“He has eyes like the ghost of a little Victorian boy,” my partner said. Here in our home is a wisp of a dog, just weeks off the streets and thin as a dime. He’s a foster, and he still has quite a few rough edges, but we’re working on it. We take it one walk at a time.
On one trip around the block, he barked at a woman in her garden. She looked up, startled.
“He’s a foster,” I apologize. “He’s only just been rescued from El Paso, and he’s still learning how to be a dog.”
Her eyes soften, and she wants to try to pet him. He lets her once she puts down the trowel.
“You can tell he’s been through a lot,” she says gently, more to him than to me. “A lot of trauma in those eyes.”
This is not the first time that a person has quickly melted upon meeting this scrap of a dog. Almost everyone who has met him has remarked on how much he’s likely been through, how hard it must be to adjust from a life of constant fear, hunger, insecurity and distrust to one of blankets, all-you-can-eat peanut butter and fawning.
Around the fourth or fifth time I heard someone meet him at his level with empathy, I found myself wondering why it is that these neighbors — some with yard signs for political candidates promising sweeps and “tough love” — can find this degree of grace for a little dog but not for a human person.
Is it because we think of dogs as helpless products of circumstance while we moralize poverty in people and assume homelessness is a matter of choices? Or because homeless dogs don’t threaten our understanding of our own place in the economy?
As I think about the pet adoption process, it occurs to me that it’s not that different from the psychological (and physical) process that people undergo when they get housed. In both people and pets, key elements of the transition from homeless to housed are consistency, time and understanding. It includes concrete steps like engagement in regular enjoyable activities and creating stable, secure connections with others.

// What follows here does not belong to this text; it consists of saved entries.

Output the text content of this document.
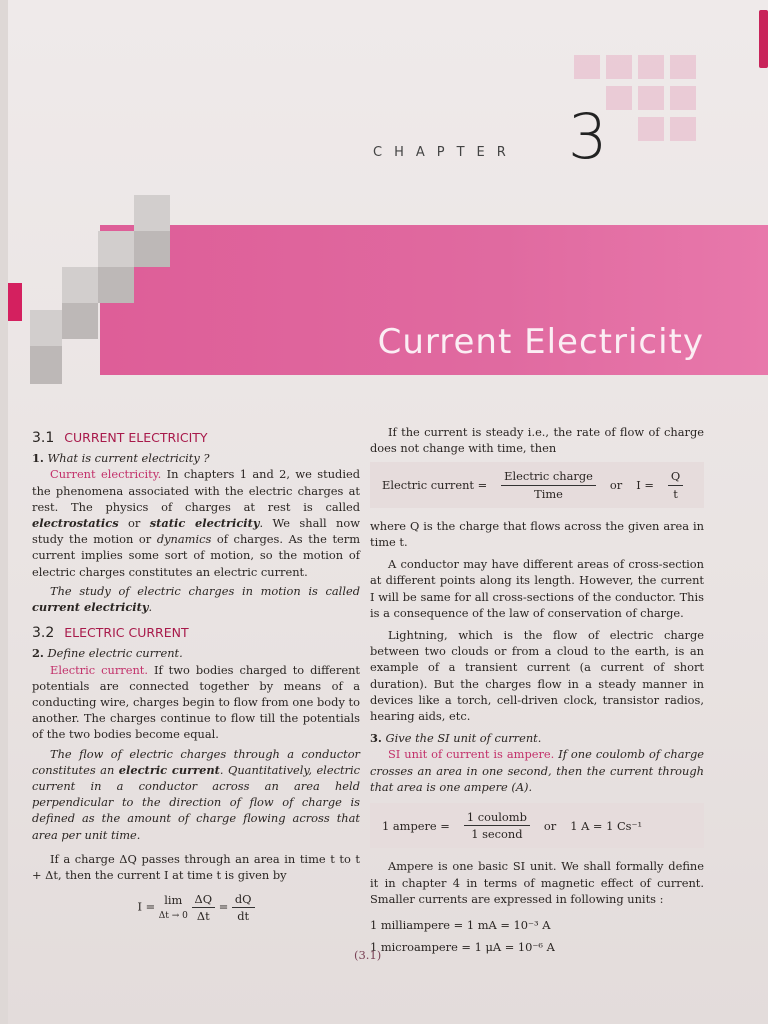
CHAPTER 3
Current Electricity
3.1 CURRENT ELECTRICITY

1. What is current electricity ?

Current electricity. In chapters 1 and 2, we studied the phenomena associated with the electric charges at rest. The physics of charges at rest is called electrostatics or static electricity. We shall now study the motion or dynamics of charges. As the term current implies some sort of motion, so the motion of electric charges constitutes an electric current.

The study of electric charges in motion is called current electricity.

3.2 ELECTRIC CURRENT

2. Define electric current.

Electric current. If two bodies charged to different potentials are connected together by means of a conducting wire, charges begin to flow from one body to another. The charges continue to flow till the potentials of the two bodies become equal.

The flow of electric charges through a conductor constitutes an electric current. Quantitatively, electric current in a conductor across an area held perpendicular to the direction of flow of charge is defined as the amount of charge flowing across that area per unit time.

If a charge ΔQ passes through an area in time t to t + Δt, then the current I at time t is given by

I =
lim
Δt → 0
$\frac{\Delta Q}{\Delta t} = \frac{dQ}{dt}$

If the current is steady i.e., the rate of flow of charge does not change with time, then

Electric current = $\frac{\text{Electric charge}}{\text{Time}}$ or $I = \frac{Q}{t}$

where Q is the charge that flows across the given area in time t.

A conductor may have different areas of cross-section at different points along its length. However, the current I will be same for all cross-sections of the conductor. This is a consequence of the law of conservation of charge.

Lightning, which is the flow of electric charge between two clouds or from a cloud to the earth, is an example of a transient current (a current of short duration). But the charges flow in a steady manner in devices like a torch, cell-driven clock, transistor radios, hearing aids, etc.

3. Give the SI unit of current.

SI unit of current is ampere. If one coulomb of charge crosses an area in one second, then the current through that area is one ampere (A).

1 ampere = $\frac{\text{1 coulomb}}{\text{1 second}}$ or 1 A = 1 Cs⁻¹

Ampere is one basic SI unit. We shall formally define it in chapter 4 in terms of magnetic effect of current. Smaller currents are expressed in following units :

1 milliampere = 1 mA = 10⁻³ A

1 microampere = 1 μA = 10⁻⁶ A

(3.1)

We have entire structures built for this when it comes to dogs. There are volunteers and organizations just working to provide a pathway to a good home. Hundreds of families take in stray pets to help them find a better life. And everyone understands that it takes time.
With people, though, we expect the recovery to happen immediately and within very specific parameters. We expect instant success, past trauma be damned. A dog can still be a little raw as it makes the leap into living inside. But a person? They get no grace at all.
Hanna Brooks Olsen is a writer living in Portland.